|Lim, Chee Kent|
Submitted to: Pseudomonas
Publication Type: Abstract Only
Publication Acceptance Date: 8/29/2011
Publication Date: 9/4/2011
Citation: Loper, J.E., Hassan, K.H., Davis, E.W., Mavrodi, D., Lim, C., Liam, E. 2011. Genomic diversity of Pseudomonas spp. isolated from aerial or root surfaces of plants. Pseudomonas 2011. 13th International Conference abstract book. Pg. 10. Interpretive Summary:
Technical Abstract: Among the diverse strains of Pseudomonas fluorescens and Pseudomonas chlororaphis inhabiting plant surfaces are those that protect plants from infection by pathogens.

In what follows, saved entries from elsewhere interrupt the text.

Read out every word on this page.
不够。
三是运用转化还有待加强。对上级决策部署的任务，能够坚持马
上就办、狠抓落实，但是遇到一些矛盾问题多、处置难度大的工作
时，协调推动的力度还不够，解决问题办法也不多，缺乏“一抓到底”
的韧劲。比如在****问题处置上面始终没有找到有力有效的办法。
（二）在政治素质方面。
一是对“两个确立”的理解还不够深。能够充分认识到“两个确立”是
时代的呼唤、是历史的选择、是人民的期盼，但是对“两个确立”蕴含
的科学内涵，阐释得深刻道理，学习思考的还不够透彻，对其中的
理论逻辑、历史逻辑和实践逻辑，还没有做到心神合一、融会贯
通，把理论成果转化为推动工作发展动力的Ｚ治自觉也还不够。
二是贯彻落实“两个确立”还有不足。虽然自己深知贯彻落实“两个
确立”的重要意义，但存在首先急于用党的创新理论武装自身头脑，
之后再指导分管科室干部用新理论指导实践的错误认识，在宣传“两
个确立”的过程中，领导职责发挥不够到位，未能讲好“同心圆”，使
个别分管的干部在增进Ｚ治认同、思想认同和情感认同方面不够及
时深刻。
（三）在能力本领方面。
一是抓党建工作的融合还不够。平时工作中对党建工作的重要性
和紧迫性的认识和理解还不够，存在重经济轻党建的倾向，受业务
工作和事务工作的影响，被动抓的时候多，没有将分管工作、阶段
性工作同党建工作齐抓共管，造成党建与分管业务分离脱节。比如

To explore the diversity of these bacteria, we derived genomic sequences of seven strains that suppress plant disease. Along with three previously-sequenced strains of P. fluorescens (Pf-5, Pf0-1 and SBW25), these bacteria share ca. 2800 core genes, with each strain having 300 to 900 genes not found in the other genomes. Phylogenetic analysis of the ten strains defined three distinct clades. Within each clade, the strains share 75 to 90% of their proteomes, with a smaller proportion, typically 60 to 70%, shared between strains in different clades. Bioinformatic analysis revealed genes with potential roles in the biology of each strain and its interactions on plant surfaces, including previously unrecognized genes for the production of toxins, antibiotics, and siderophores. Many orphan gene clusters containing non-ribosomal peptide synthetases or other genes characteristic of secondary metabolite biosynthesis are present and provide avenues for the future discovery of novel natural products. Orphan gene clusters expressed under the control of global regulators such as GacA have been identified in Pf-5, demonstrating the value of global-regulator-based genome mining to decipher the secondary metabolome of Pseudomonas spp. We are also employing microarrays to gain a holistic view of genome expression profiles of Pf-5 living on seed surfaces, where it interacts with seed-infecting fungi and Oomycetes to affect biocontrol. These approaches are providing new insights into the metabolic capacity of this bacterium, its activity on plant surfaces, and its interactions with plants, insects and other microorganisms.